Storage drives and Interfaces

Not long ago, we were using a 5-inch floppy drive to back up the system, then the 3.5-inch floppy and CD-ROM, and now the main DVD drive, maybe this year we will see Blu-ray burning optical drive, in a few years there may be something new. Do Windows and Mac systems support these devices?

Over the same period, for businesses, we have er-90s, redwood, 9940A, 9940B, DLT and many other technologies. The only technology that can provide long-term support for enterprise applications seems to be the 3480 and 3490 tape drives used by mainframes. This also seems to be the case with the channels that connect these technologies. What about SCSI-FW, Fc-al, and even FC-2? These communications interfaces are closed, and even if they are still available, does the current operating system still have drives to support them? What if the drive has a vulnerability that needs fixing? IBM will address the problem specifically for mainframes, but will not consider a common, open system enterprise environment, because it is not only difficult, but also expensive.

Obviously, as technology progresses, you have to migrate your old data. Of course, there's no need to use rock to back up now. All you need to know is the language of the rock record, and we have been able to understand almost all forms of written communication.

Data integrity

Like poor language translation, modern data integrity is hard to guarantee because of the high cost. Some file systems and storage management frameworks such as ZFS and Hadoop may be able to verify data integrity, but these solutions seem too remote for ordinary home users.
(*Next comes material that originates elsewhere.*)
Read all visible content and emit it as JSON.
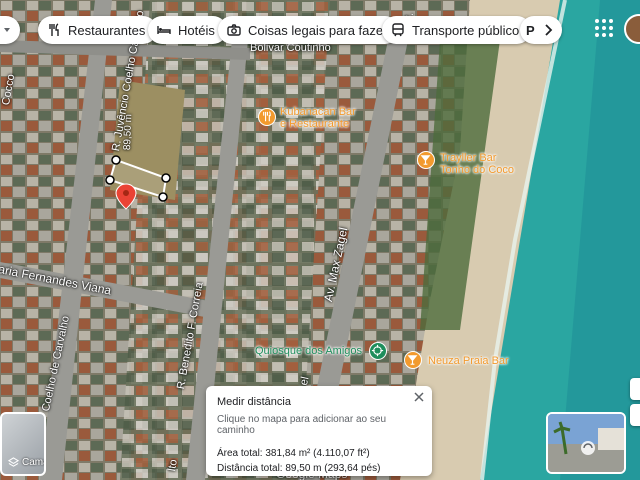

A candidate like Flash can either solve the problem or there are other problems. Although the density of disk drives has increased dramatically over the past 15 years, their hard error rates have largely not changed. This hard error rate means that both enterprise and consumer disk drives can fail and eventually result in data loss, and users spend a lot of time rebuilding the system. You can add hardware and reduce the incidence of similar failures, but these problems cannot be solved more fundamentally. You can spend a lot of investment to solve this problem, you can build a very high reliability archive file, but even the enterprise users, not everyone can afford the corresponding costs.
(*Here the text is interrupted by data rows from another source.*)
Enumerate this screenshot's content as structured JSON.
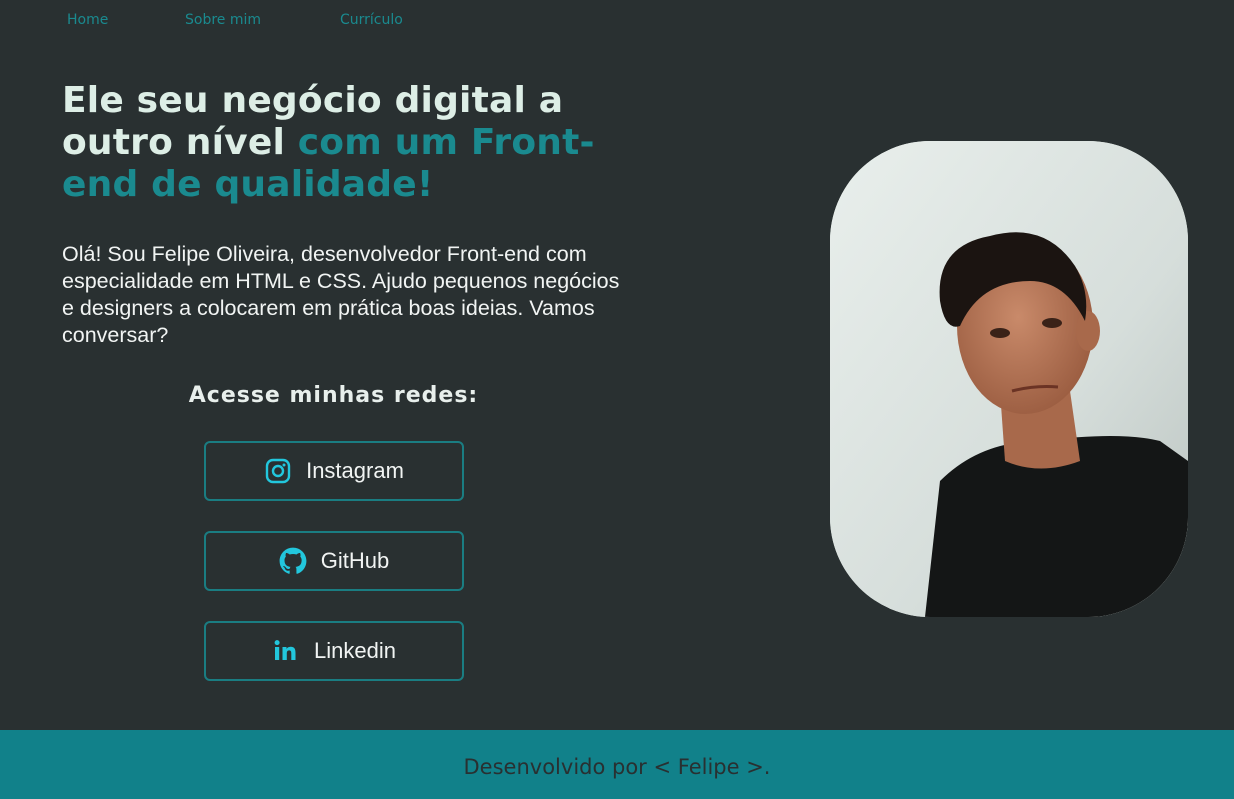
{
  "nav": {
    "items": [
      {
        "label": "Home"
      },
      {
        "label": "Sobre mim"
      },
      {
        "label": "Currículo"
      }
    ]
  },
  "hero": {
    "headline_part1": "Ele seu negócio digital a outro nível ",
    "headline_part2": "com um Front-end de qualidade!",
    "intro": "Olá! Sou Felipe Oliveira, desenvolvedor Front-end com especialidade em HTML e CSS. Ajudo pequenos negócios e designers a colocarem em prática boas ideias. Vamos conversar?"
  },
  "social": {
    "title": "Acesse minhas redes:",
    "buttons": [
      {
        "label": "Instagram",
        "icon": "instagram-icon"
      },
      {
        "label": "GitHub",
        "icon": "github-icon"
      },
      {
        "label": "Linkedin",
        "icon": "linkedin-icon"
      }
    ]
  },
  "footer": {
    "text": "Desenvolvido por < Felipe >."
  },
  "colors": {
    "background": "#293031",
    "accent": "#1a8a8f",
    "footer": "#11818a",
    "icon": "#22c7dd"
  }
}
Obviously, even today, rocks still have a certain advantage. In the event of a device failure, the electronic data read in it requires professional knowledge, even professional knowledge, and may lose much of the data.

Data format

Has anyone tried using Word 2007 to open a Word document that was built 1990 years ago? We all know that the lifetime of all file formats is limited. Some formats, such as PDFs, may have a longer life span, and some formats may have a shorter lifespan, but none of the formats are infinite, and those formats can change quickly. We have no framework for changing and converting formats. Under Windows systems, you can identify file types by extension, but it may also be misleading. Under Mac OS, each file has its own metadata and cannot be converted to a Windows system, as is the case with UNIX systems. On the other hand, rocks only have the same language translation problems that we face today.
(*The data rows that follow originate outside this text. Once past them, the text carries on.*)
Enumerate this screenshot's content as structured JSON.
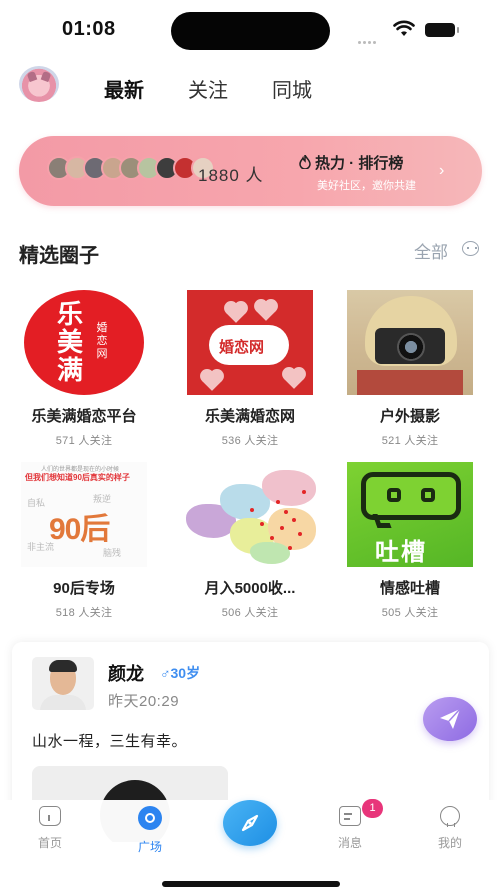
{
  "status_bar": {
    "time": "01:08"
  },
  "header": {
    "tabs": [
      {
        "label": "最新",
        "active": true
      },
      {
        "label": "关注",
        "active": false
      },
      {
        "label": "同城",
        "active": false
      }
    ]
  },
  "ranking": {
    "count": "1880 人",
    "title": "热力 · 排行榜",
    "subtitle": "美好社区，邀你共建",
    "avatar_colors": [
      "#8a7f76",
      "#d7b7a3",
      "#6d6a73",
      "#c9a58e",
      "#9c8f7a",
      "#b7c4a0",
      "#3d3d3d",
      "#c43030",
      "#e6d1c2"
    ]
  },
  "circles_section": {
    "title": "精选圈子",
    "all_label": "全部",
    "items": [
      {
        "name": "乐美满婚恋平台",
        "followers": "571 人关注",
        "logo_big": "乐美满",
        "logo_small": "婚恋网"
      },
      {
        "name": "乐美满婚恋网",
        "followers": "536 人关注",
        "logo_text": "婚恋网"
      },
      {
        "name": "户外摄影",
        "followers": "521 人关注"
      },
      {
        "name": "90后专场",
        "followers": "518 人关注",
        "logo_line1": "人们的世界都是现在的小时候",
        "logo_line2": "但我们想知道90后真实的样子",
        "logo_num": "90后"
      },
      {
        "name": "月入5000收...",
        "followers": "506 人关注"
      },
      {
        "name": "情感吐槽",
        "followers": "505 人关注",
        "logo_text": "吐槽"
      }
    ]
  },
  "feed": {
    "post": {
      "author": "颜龙",
      "gender_age": "♂30岁",
      "time": "昨天20:29",
      "text": "山水一程，三生有幸。"
    }
  },
  "tab_bar": {
    "items": [
      {
        "label": "首页",
        "icon": "home-icon"
      },
      {
        "label": "广场",
        "icon": "square-icon",
        "active": true
      },
      {
        "label": "消息",
        "icon": "message-icon",
        "badge": "1"
      },
      {
        "label": "我的",
        "icon": "profile-icon"
      }
    ]
  },
  "colors": {
    "accent": "#2c84f0",
    "banner_pink": "#f39aa6",
    "badge": "#e8357a",
    "age_blue": "#3f8ef0"
  }
}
My wife is not working in the data storage industry, but she clearly knows that digital data management is more complex than previous information management. The concept, technology and standards of digital data management have not yet been shaped. I don't know if anyone will be able to solve these problems right now, but if the standard group doesn't solve the problem, it won't help us to manage our data for the long term. It's just a matter of time before a lot of data starts to get lost. Thousands of years from now, what will people think about our situation? If we want to leave obelisk for future generations, then we'd better start doing it now.